Le psychiatre Serge Tisseron, membre de l’Académie des technologies, est plus catégorique : la dépendance à Facebook relève de la psychiatrie générale et non de l’addictologie. « Le premier élément clé de la définition de l’addiction est le sevrage, explique-t-il. Or il n’est jamais arrivé qu’un individu ayant cassé son téléphone portable ait fait l’objet d’une hospitalisation. » Il poursuit : « Le second, c’est la rechute. On ne prescrira jamais à une personne alcoolique une consommation modérée d’alcool, mais on peut encourager un individu à utiliser Facebook plus raisonnablement. »

Il estime néanmoins qu’une telle pathologie peut avoir de lourdes conséquences, notamment lorsqu’elle trouve son origine dans la petite enfance : « Les enfants qui passent trop de temps devant des écrans avant l’âge de trois ans auront, à l’adolescence, des difficultés à regarder quelqu’un dans les yeux. » Les effets peuvent s’avérer encore plus graves : « Le développement des régions cérébrales permettant de nous représenter le monde en trois dimensions dépend de l’utilisation que nous faisons de nos dix doigts. Or un enfant devant un écran ne les utilise pas.
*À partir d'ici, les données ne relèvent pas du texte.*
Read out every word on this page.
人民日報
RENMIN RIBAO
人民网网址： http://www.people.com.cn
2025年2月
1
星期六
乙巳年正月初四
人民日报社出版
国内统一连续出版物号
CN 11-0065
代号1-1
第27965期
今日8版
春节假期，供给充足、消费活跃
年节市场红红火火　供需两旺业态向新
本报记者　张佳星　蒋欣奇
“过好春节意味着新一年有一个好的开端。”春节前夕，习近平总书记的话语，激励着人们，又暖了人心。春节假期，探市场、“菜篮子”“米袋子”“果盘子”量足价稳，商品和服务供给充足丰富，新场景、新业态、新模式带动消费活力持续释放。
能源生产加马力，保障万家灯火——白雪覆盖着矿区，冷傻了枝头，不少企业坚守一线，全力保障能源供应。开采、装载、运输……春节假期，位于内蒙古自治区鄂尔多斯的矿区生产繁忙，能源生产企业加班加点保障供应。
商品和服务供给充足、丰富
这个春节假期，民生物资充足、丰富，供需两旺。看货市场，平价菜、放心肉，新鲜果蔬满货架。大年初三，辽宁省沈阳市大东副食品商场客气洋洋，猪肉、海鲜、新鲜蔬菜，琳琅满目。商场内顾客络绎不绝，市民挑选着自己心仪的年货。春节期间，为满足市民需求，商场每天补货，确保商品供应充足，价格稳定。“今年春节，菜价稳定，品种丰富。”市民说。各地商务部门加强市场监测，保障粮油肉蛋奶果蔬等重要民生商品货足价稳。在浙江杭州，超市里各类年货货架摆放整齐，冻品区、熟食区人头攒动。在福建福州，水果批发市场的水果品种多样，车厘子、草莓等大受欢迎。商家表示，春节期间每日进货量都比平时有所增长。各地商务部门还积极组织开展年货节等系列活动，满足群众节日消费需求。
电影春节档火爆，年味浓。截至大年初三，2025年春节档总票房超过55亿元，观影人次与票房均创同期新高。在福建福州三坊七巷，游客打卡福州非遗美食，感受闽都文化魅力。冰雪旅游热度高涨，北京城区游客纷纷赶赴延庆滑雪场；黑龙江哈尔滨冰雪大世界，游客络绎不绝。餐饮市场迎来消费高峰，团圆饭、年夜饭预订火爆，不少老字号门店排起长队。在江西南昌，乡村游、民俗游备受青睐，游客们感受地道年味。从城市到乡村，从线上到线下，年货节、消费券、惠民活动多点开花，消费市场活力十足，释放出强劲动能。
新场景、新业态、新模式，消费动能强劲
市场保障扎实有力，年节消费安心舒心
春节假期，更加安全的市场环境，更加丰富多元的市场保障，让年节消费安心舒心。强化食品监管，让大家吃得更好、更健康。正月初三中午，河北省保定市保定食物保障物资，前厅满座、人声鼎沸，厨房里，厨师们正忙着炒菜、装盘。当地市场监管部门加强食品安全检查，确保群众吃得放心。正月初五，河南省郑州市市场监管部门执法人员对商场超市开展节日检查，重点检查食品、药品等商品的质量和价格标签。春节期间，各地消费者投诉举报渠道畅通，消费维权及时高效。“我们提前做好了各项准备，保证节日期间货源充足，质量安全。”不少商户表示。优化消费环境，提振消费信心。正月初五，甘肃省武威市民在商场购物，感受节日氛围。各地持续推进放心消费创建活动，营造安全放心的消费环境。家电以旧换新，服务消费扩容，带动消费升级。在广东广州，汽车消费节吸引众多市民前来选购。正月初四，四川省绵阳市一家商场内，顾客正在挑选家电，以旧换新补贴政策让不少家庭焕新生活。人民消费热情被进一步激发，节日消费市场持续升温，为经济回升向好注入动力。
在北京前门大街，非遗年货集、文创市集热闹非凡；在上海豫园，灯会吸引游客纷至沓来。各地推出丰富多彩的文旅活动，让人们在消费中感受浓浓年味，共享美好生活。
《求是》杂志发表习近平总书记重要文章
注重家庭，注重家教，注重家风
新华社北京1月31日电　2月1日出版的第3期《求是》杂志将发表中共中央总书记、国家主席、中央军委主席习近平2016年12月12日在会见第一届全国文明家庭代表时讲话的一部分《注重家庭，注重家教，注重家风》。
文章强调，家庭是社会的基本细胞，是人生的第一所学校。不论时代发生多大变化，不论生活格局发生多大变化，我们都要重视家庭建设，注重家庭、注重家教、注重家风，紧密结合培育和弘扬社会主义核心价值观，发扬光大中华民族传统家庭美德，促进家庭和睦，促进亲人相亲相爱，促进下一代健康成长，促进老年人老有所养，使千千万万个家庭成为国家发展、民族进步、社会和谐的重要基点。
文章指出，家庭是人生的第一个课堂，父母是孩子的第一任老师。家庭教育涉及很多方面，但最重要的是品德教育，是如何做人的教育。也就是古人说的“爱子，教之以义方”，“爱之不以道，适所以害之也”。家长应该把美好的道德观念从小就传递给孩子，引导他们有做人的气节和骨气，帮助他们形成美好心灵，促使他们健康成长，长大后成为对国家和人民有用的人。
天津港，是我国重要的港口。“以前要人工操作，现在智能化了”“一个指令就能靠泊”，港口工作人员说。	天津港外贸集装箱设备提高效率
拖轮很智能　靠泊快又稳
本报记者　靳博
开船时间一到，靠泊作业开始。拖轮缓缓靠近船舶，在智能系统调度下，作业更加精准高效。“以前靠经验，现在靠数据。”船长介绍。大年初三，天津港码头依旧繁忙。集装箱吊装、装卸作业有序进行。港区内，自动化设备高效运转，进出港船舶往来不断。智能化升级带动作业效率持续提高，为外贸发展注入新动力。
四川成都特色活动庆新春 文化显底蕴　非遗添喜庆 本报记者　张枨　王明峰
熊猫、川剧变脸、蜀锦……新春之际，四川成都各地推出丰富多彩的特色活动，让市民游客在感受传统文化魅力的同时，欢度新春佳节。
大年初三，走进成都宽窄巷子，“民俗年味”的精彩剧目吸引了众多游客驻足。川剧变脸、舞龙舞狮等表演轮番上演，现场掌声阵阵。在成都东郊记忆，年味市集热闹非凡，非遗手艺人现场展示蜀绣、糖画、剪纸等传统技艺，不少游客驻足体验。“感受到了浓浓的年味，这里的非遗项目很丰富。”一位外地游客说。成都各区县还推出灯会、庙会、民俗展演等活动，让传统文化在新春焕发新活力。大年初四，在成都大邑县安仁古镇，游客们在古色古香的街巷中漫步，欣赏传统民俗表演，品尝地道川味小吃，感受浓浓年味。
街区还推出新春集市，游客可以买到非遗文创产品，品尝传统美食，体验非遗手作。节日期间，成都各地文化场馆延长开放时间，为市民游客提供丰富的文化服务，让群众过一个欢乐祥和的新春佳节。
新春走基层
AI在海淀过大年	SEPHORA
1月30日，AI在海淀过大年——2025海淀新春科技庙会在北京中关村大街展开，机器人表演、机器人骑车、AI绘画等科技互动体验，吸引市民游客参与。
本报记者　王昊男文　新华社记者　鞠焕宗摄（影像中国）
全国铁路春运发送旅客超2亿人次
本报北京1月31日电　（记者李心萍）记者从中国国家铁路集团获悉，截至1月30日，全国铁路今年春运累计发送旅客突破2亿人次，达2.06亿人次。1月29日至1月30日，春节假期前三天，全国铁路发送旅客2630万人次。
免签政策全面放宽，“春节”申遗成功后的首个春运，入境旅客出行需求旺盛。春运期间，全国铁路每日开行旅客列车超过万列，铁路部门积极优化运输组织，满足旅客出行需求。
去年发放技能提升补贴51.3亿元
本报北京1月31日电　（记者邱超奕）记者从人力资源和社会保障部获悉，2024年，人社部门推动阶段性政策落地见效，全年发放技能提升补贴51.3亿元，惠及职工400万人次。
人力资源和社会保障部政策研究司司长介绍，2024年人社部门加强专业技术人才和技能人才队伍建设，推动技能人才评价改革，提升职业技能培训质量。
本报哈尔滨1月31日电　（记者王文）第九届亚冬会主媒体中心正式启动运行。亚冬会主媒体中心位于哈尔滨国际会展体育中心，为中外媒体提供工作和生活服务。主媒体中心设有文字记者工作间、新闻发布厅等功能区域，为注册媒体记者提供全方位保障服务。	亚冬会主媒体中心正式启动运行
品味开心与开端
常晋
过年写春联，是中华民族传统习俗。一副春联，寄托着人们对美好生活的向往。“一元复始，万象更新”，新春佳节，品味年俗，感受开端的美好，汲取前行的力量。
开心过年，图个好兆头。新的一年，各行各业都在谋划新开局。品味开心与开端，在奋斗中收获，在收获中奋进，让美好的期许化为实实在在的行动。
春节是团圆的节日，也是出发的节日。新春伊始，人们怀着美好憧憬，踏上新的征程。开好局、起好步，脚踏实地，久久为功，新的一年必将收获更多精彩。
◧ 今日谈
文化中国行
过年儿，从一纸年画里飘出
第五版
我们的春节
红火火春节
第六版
Le risque de devenir de véritables handicapés de la main est réel. »

Comment prévenir le développement d’un comportement pathologique ? Serge Tisseron conseille d’accompagner et de limiter dans le temps l’usage des outils numériques chez les tout-petits. Quant aux adolescents, il est selon lui important de leur expliquer le droit à l’intimité et le droit à l’image, et de les mettre en garde contre les pièges d’Internet. Un jeune peut tout aussi bien passer beaucoup de temps à explorer les possibilités de l’outil que tourner en rond avec le peu qu’il sait. « Il ne faut pas dramatiser, précise le psychiatre. Il n’existe pas de lien entre la surconsommation d’écran à l’adolescence et un comportement pathologique vis-à-vis des réseaux sociaux à l’âge adulte. » Serge Tisseron insiste aussi sur l’importance de valoriser les jeunes dans la vie réelle, afin d’éviter qu’ils ne fassent un mauvais usage de Facebook en y cherchant une meilleure estime de soi.

Reste à conseiller aux adultes qui pensent être gravement atteints d’installer l’extension Focusbook sur le navigateur Google Chrome. À chaque fois qu’ils ouvriront leur page d’accueil Facebook, un robot leur demandera de justifier leur connexion. Et gare aux malins qui traîneraient encore sur la page : c’est à coup de mots doux tels que « Fous le camp, feignasse » qu’il leur demandera de déguerpir jusqu’au lendemain.